Avoiding the policeman who spoke to us earlier, I take a ticket and we sit down to wait for our turn. The tickets have various different initial letters. Ours is “A” but no “A”s are coming up on the screen. After waiting for about half an hour I decide to go and get another ticket. This time I get an “S”. Finally our turn comes and we change $400. We possibly should have changed more (given the length of time we spent waiting) but the exchange rate is not great. The clerk is very friendly and helpful though.

Next we have to book tickets for our bus journey out of Caraz on Thursday. This proves to be considerably easier, even with my meagre grasp of Spanish.

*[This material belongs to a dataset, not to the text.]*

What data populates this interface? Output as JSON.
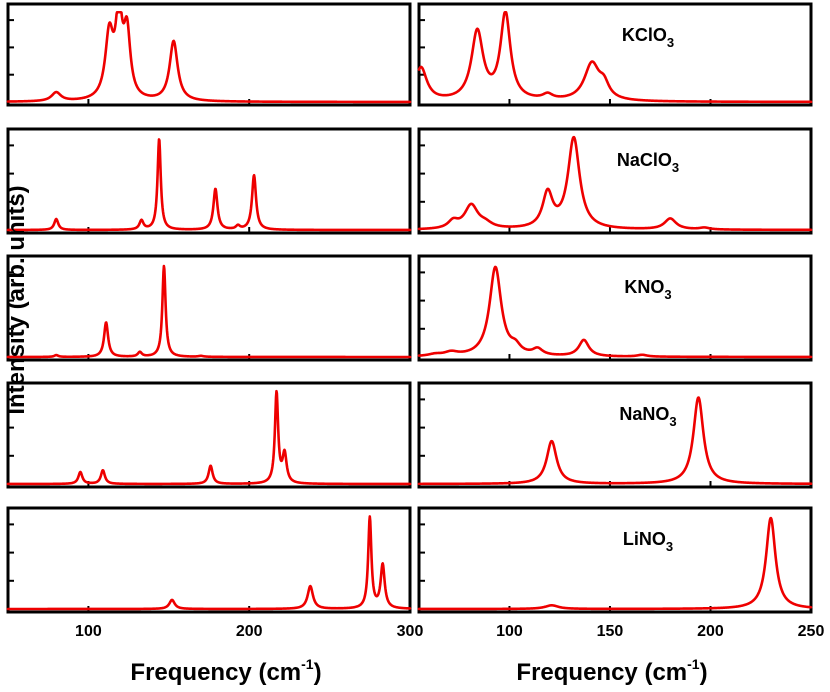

We return to the plaza to get a drink in a café. Rachel is tired and needs energy and we rest there for a while. A bit later, sitting on the steps of the cathedral we share a banana. The plaza is well kept – a fountain enclosed in brightly painted railings, with mountains as a backdrop behind the roofs.

Our guide book recommends the Hostel Los Pinos for arranging excursions and we decide to see what they have to offer. But their office is closed. There is a small plaza outside the hostal and we sit there for a while for another much needed rest. I think it is the combination of the long journey and the stress of having to cope in a language we barely if at all understand, as well as logistics being somewhat more difficult than we anticipated that has exhausted us both.

Still, in the absence of any restaurant within easy walking distance of the resort or even taxi drivers who know where the resort is, we need some provisions to cater for ourselves, and we locate a small shop nearby. The shop keeper is amazingly patient with us as we slowly work out a couple of meals that we can cook from unfamiliar ingredient.

We eat lunch in an eatery off the main plaza. I order omelette and Rachel has tortillas, although it comes out looking suspiciously like my omelette. We wonder if something was lost in the translation. (We later discover that tortilla is supposed to be like that here.)

We walk through the market and buy some fruit and tomatoes, then attempt to catch a mototaxi back to O’Pal. No one seems to have heard of it, although we do receive plenty of alternative suggestions. Finally we give up in disgust and begin walking. As we turn onto the road leading out of town we have one more try and this time we succeed. The fare is two soles, which is half what we paid last night. On the other hand perhaps we were lucky last night to find a driver who knew the O’Pal Sierra Resort at all!

(magnify) Back at the resort

This was supposed to be a relaxing day, but we are both absolutely exhausted. After resting for a while, we take a walk to the far end of the resort. There is a small swimming pool and an unmanned bar area. There are a few young people here including a couple canoodling on a large rock.

For dinner we cook pasta with tuna in tomato juice. It is quite tasty and we are in bed by half past seven.